在其他實施方式中,基地台還可以使用Doppler估計或UE速度估計來估計通道變化情況,並與相應的閾值進行比較來確定是否切換到縮減的DMRS配置。 In other embodiments, the base station may also use Doppler estimates or UE speed estimates to estimate channel changes and compare them to respective thresholds to determine whether to switch to the reduced DMRS configuration.
在一種實施方式中,基地台在步驟340以縮減的DMRS配置向目標UE週期性地調度用於上行鏈路傳輸的2個或更多個連續子訊框。 In one embodiment, the base station periodically schedules 2 or more consecutive subframes for uplink transmissions to the target UE in a reduced DMRS configuration at step 340.
接下來在步驟450,基地台估計縮減的DMRS配置下的通道變化情況。在一種實施方式中,基地台使用通道矩陣估計方法,將所調度的2個連續子訊框之間的通道變化
估計為:
然後在步驟460,基地台將所估計的通道變化E sf_H與第二預定閾值λ 2進行比較。當E sf_H高於第二預定閾值λ 2時,基地台通過更高層信號向目標UE指示其將在接下來的上行鏈路傳輸中使用常規DMRS配置,方法400轉到步驟410。當E sf_H不高於第二預定閾值λ 2時,方法400返回到步驟450,基地台繼續估計2個連續子訊框中的通道變化。 Then in step 460, the base station changes the estimated channel E sf_H with a second predetermined threshold λ 2 are compared. When E sf — H is above the second predetermined threshold λ 2 , the base station indicates to the target UE by the higher layer signal that it will use the regular DMRS configuration in the next uplink transmission, and the method 400 proceeds to step 410 . When E sf_H is not above the second predetermined threshold λ 2 , method 400 returns to step 450 and the base station continues to estimate channel changes in the two consecutive subframes.
本領域技術人員可以理解,第一預定閾值λ 1和第二預定閾值λ 2可以根據不同的操作條件和/或服務品質要求來進行選擇。 Those skilled in the art will appreciate that the first predetermined threshold λ 1 and the second predetermined threshold λ 2 may be selected according to different operating conditions and/or quality of service requirements.
圖5示出了根據本發明實施方式的用於自適應地選擇DMRS配置的裝置500的示意圖。裝置500例如可以實現在基地台中或由基地台實現。 FIG. 5 shows a schematic diagram of an apparatus 500 for adaptively selecting a DMRS configuration in accordance with an embodiment of the present invention. The device 500 can be implemented, for example, in a base station or by a base station.
如圖所示,裝置500包括:通道變化估計細胞510,其被配置來估計與目標UE之間的通道變化,以及DMRS配置選擇細胞520,其被配置來根據所估計的通道變化,為目標UE選擇常規DMRS配置或縮減的DMRS配置中的一種。其中,在常規DMRS配置中為每個時槽分配一個DMRS符號(如圖1中所示),在縮減的DMRS配置中為 每個子訊框分配一個DMRS符號(如圖2中所示)。 As shown, apparatus 500 includes channel variation estimation cells 510 configured to estimate channel variations with a target UE, and DMRS configuration selection cells 520 configured to target UEs based on estimated channel variations Select one of the regular DMRS configuration or the reduced DMRS configuration.
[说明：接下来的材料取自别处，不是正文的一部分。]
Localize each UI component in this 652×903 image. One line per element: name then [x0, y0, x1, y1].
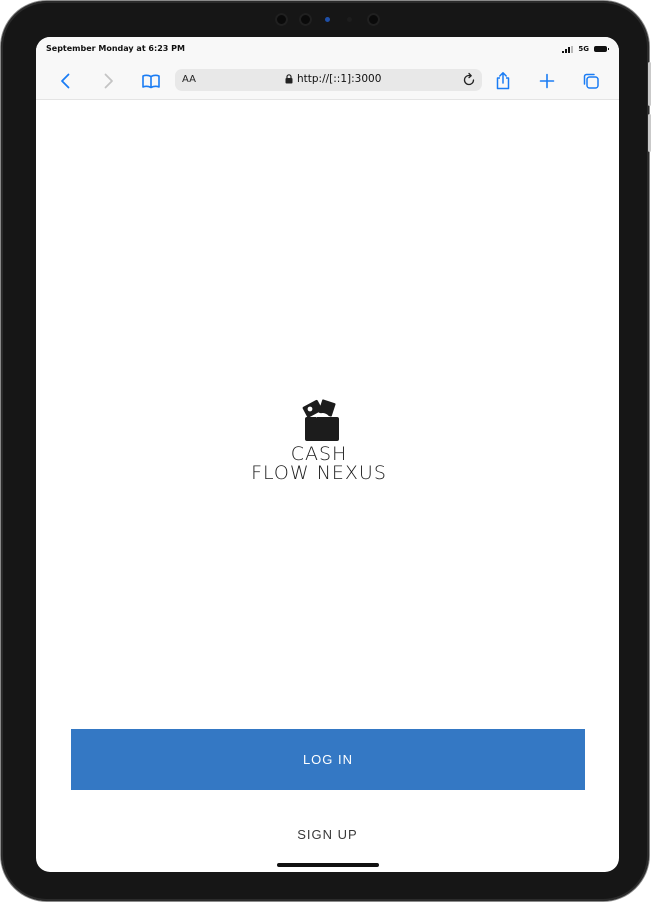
- bookmarks-icon[interactable]: [141, 71, 161, 91]
- sensor-icon: [347, 17, 352, 22]
- top-button: [648, 62, 651, 106]
- text-size-button[interactable]: AA: [182, 74, 196, 85]
- share-icon[interactable]: [493, 71, 513, 91]
- sensor-icon: [325, 17, 330, 22]
- reload-icon[interactable]: [461, 72, 477, 88]
- app-logo: CASH FLOW NEXUS: [239, 399, 409, 489]
- signal-icon: [562, 45, 574, 53]
- camera-icon: [367, 13, 380, 26]
- tabs-icon[interactable]: [581, 71, 601, 91]
- status-indicators: 5G: [562, 45, 609, 53]
- home-indicator[interactable]: [277, 863, 379, 867]
- status-bar: September Monday at 6:23 PM 5G: [36, 37, 619, 63]
- new-tab-icon[interactable]: [537, 71, 557, 91]
- network-label: 5G: [578, 45, 589, 53]
- logo-text-line2: FLOW NEXUS: [251, 462, 387, 484]
- volume-button: [648, 114, 651, 152]
- signup-link[interactable]: SIGN UP: [36, 827, 619, 842]
- battery-icon: [594, 46, 609, 52]
- browser-toolbar: AA http://[::1]:3000: [36, 63, 619, 100]
- tablet-frame: September Monday at 6:23 PM 5G AA http:/…: [1, 1, 649, 901]
- back-icon[interactable]: [56, 71, 76, 91]
- wallet-icon: [302, 399, 339, 441]
- address-bar[interactable]: AA http://[::1]:3000: [175, 69, 482, 91]
- camera-icon: [275, 13, 288, 26]
- login-button[interactable]: LOG IN: [71, 729, 585, 790]
- status-time: September Monday at 6:23 PM: [46, 44, 185, 53]
- camera-bar: [269, 13, 385, 27]
- forward-icon[interactable]: [98, 71, 118, 91]
- lock-icon: [285, 74, 293, 84]
- url-text: http://[::1]:3000: [297, 73, 382, 85]
- url-display[interactable]: http://[::1]:3000: [285, 73, 381, 85]
- screen: September Monday at 6:23 PM 5G AA http:/…: [36, 37, 619, 872]
- camera-icon: [299, 13, 312, 26]
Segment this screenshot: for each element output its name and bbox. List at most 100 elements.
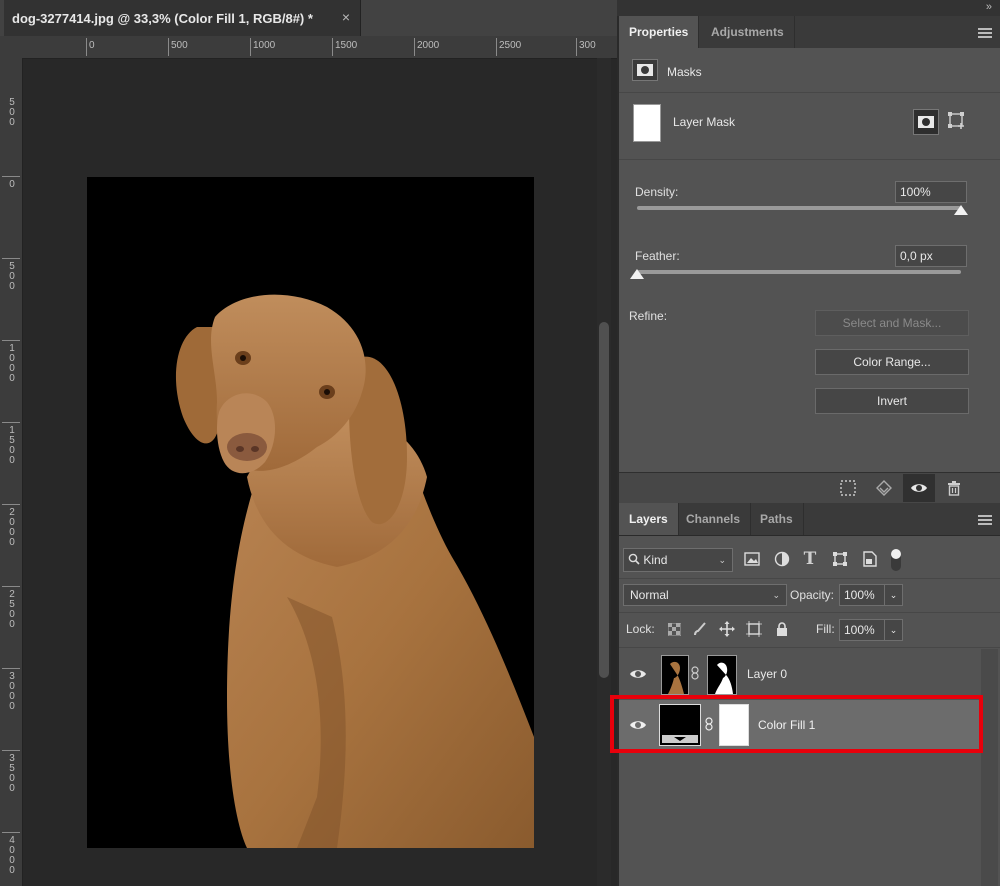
layer-mask-thumbnail[interactable]	[707, 655, 737, 695]
image-canvas[interactable]	[87, 177, 534, 848]
document-tab-bar: dog-3277414.jpg @ 33,3% (Color Fill 1, R…	[0, 0, 617, 36]
properties-body: Masks Layer Mask Density: 100% Feather: …	[619, 48, 1000, 472]
image-filter-icon[interactable]	[739, 546, 765, 572]
ruler-tick	[576, 38, 577, 56]
filter-kind-dropdown[interactable]: Kind ⌄	[623, 548, 733, 572]
opacity-label: Opacity:	[790, 588, 835, 602]
tab-layers[interactable]: Layers	[619, 503, 679, 535]
ruler-tick	[414, 38, 415, 56]
ruler-label: 1 5 0 0	[9, 425, 15, 466]
ruler-tick	[2, 832, 20, 833]
invert-button[interactable]: Invert	[815, 388, 969, 414]
feather-label: Feather:	[635, 249, 680, 263]
layer-thumbnail	[661, 655, 689, 695]
selection-icon[interactable]	[835, 475, 861, 501]
filter-kind-label: Kind	[643, 553, 668, 567]
filter-toggle[interactable]	[891, 549, 901, 571]
collapse-panels-icon[interactable]: »	[986, 1, 992, 13]
layers-panel-menu-icon[interactable]	[978, 515, 992, 525]
shape-filter-icon[interactable]	[827, 546, 853, 572]
adjustment-filter-icon[interactable]	[769, 546, 795, 572]
fill-field[interactable]: 100%	[839, 619, 887, 641]
vertical-ruler[interactable]: 5 0 0 0 5 0 0 1 0 0 0 1 5 0 0 2 0 0 0 2 …	[0, 58, 23, 886]
opacity-dropdown-icon[interactable]: ⌄	[884, 584, 903, 606]
ruler-tick	[250, 38, 251, 56]
select-and-mask-button[interactable]: Select and Mask...	[815, 310, 969, 336]
density-field[interactable]: 100%	[895, 181, 967, 203]
fill-label: Fill:	[816, 622, 835, 636]
masks-header: Masks	[619, 48, 1000, 93]
layer-mask-row: Layer Mask	[619, 93, 1000, 160]
tab-paths[interactable]: Paths	[750, 503, 804, 535]
horizontal-ruler[interactable]: 0 500 1000 1500 2000 2500 300	[0, 36, 617, 59]
density-slider-track[interactable]	[637, 206, 961, 210]
ruler-label: 1500	[335, 40, 358, 51]
feather-slider-track[interactable]	[637, 270, 961, 274]
fill-dropdown-icon[interactable]: ⌄	[884, 619, 903, 641]
visibility-eye-icon[interactable]	[627, 665, 649, 683]
smart-object-filter-icon[interactable]	[857, 546, 883, 572]
ruler-tick	[496, 38, 497, 56]
trash-icon[interactable]	[941, 475, 967, 501]
document-area: dog-3277414.jpg @ 33,3% (Color Fill 1, R…	[0, 0, 617, 886]
ruler-label: 1 0 0 0	[9, 343, 15, 384]
link-icon[interactable]	[691, 666, 699, 680]
visibility-icon[interactable]	[903, 474, 935, 502]
ruler-tick	[2, 422, 20, 423]
lock-label: Lock:	[626, 622, 655, 636]
ruler-label: 2500	[499, 40, 522, 51]
tab-adjustments[interactable]: Adjustments	[701, 16, 795, 48]
blend-mode-value: Normal	[630, 588, 669, 602]
pixel-mask-button[interactable]	[913, 109, 939, 135]
vector-mask-icon[interactable]	[945, 109, 969, 133]
ruler-label: 2 0 0 0	[9, 507, 15, 548]
ruler-tick	[2, 176, 20, 177]
ruler-label: 0	[9, 179, 15, 190]
ruler-label: 4 0 0 0	[9, 835, 15, 876]
type-filter-icon[interactable]: T	[797, 546, 823, 572]
ruler-label: 0	[89, 40, 95, 51]
density-slider-thumb[interactable]	[954, 205, 968, 215]
mask-icon	[632, 59, 658, 81]
ruler-label: 500	[171, 40, 188, 51]
lock-artboard-icon[interactable]	[741, 616, 767, 642]
feather-field[interactable]: 0,0 px	[895, 245, 967, 267]
ruler-label: 5 0 0	[9, 261, 15, 292]
ruler-tick	[2, 750, 20, 751]
refine-label: Refine:	[629, 309, 668, 323]
ruler-tick	[86, 38, 87, 56]
blend-mode-dropdown[interactable]: Normal ⌄	[623, 584, 787, 606]
layer-mask-thumbnail	[633, 104, 661, 142]
layer-row-layer-0[interactable]: Layer 0	[619, 649, 981, 699]
ruler-tick	[2, 504, 20, 505]
ruler-label: 3 0 0 0	[9, 671, 15, 712]
panel-menu-icon[interactable]	[978, 28, 992, 38]
lock-transparent-icon[interactable]	[661, 616, 687, 642]
properties-footer	[619, 472, 1000, 503]
tab-channels[interactable]: Channels	[676, 503, 752, 535]
ruler-tick	[2, 258, 20, 259]
selected-layer-highlight	[610, 695, 983, 753]
density-label: Density:	[635, 185, 679, 199]
feather-slider-thumb[interactable]	[630, 269, 644, 279]
layers-scrollbar[interactable]	[981, 649, 998, 886]
lock-position-icon[interactable]	[714, 616, 740, 642]
ruler-tick	[332, 38, 333, 56]
ruler-tick	[2, 668, 20, 669]
ruler-tick	[168, 38, 169, 56]
document-tab[interactable]: dog-3277414.jpg @ 33,3% (Color Fill 1, R…	[4, 0, 361, 36]
tab-properties[interactable]: Properties	[619, 16, 700, 48]
chevron-down-icon: ⌄	[718, 555, 726, 565]
color-range-button[interactable]: Color Range...	[815, 349, 969, 375]
panel-collapse-strip: »	[617, 0, 1000, 16]
scrollbar-thumb[interactable]	[599, 322, 609, 678]
ruler-label: 300	[579, 40, 596, 51]
opacity-field[interactable]: 100%	[839, 584, 887, 606]
apply-mask-icon[interactable]	[871, 475, 897, 501]
close-icon[interactable]: ×	[342, 9, 350, 25]
document-tab-title: dog-3277414.jpg @ 33,3% (Color Fill 1, R…	[12, 10, 313, 26]
ruler-label: 3 5 0 0	[9, 753, 15, 794]
ruler-label: 1000	[253, 40, 276, 51]
lock-pixels-icon[interactable]	[687, 616, 713, 642]
lock-all-icon[interactable]	[769, 616, 795, 642]
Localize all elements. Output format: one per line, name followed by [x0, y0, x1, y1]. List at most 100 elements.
Wherein, each time slot is assigned a DMRS symbol in the regular DMRS configuration (as shown in FIG. 1), and in the reduced DMRS configuration, Each subframe is assigned a DMRS symbol (as shown in Figure 2).
在一種實現方式中,裝置500還包括DMRS配置通知細胞530,其被配置為通過更高層信號向目標UE指示所選擇的DMRS配置以用於接下來的上行鏈路傳輸。 In one implementation, apparatus 500 further includes DMRS configuration notification cell 530 configured to indicate the selected DMRS configuration to the target UE for higher-level signals for subsequent uplink transmissions.
在一種實現方式中,在縮減的DMRS配置中,所分配的DMRS符號位於子訊框中間。 In one implementation, in the reduced DMRS configuration, the assigned DMRS symbols are located between the subframes.
在一種實現方式中,在縮減的DMRS配置中,所分配的DMRS符號位於子訊框的第一時槽的最後一個符號處。 In one implementation, in the reduced DMRS configuration, the assigned DMRS symbol is located at the last symbol of the first time slot of the subframe.
在一種實現方式中,在縮減的DMRS配置中,所分配的DMRS符號位於子訊框的第二時槽的第一個符號處。 In one implementation, in the reduced DMRS configuration, the assigned DMRS symbol is located at the first symbol of the second time slot of the subframe.
在一種實現方式中,通道變化估計細胞被配置為:在常規DMRS配置下,估計子訊框中的第一時槽和第二時槽之間的通道變化。 In one implementation, the channel change estimation cell is configured to estimate a channel change between the first time slot and the second time slot in the subframe in a conventional DMRS configuration.
在一種實現方式中,通道變化估計細胞被配置為:在縮減的DMRS配置下,估計兩個連續子訊框中的第一子訊框和第二子訊框之間的通道變化。 In one implementation, the channel change estimation cell is configured to estimate a channel change between the first sub-frame and the second sub-frame in two consecutive sub-frames in the reduced DMRS configuration.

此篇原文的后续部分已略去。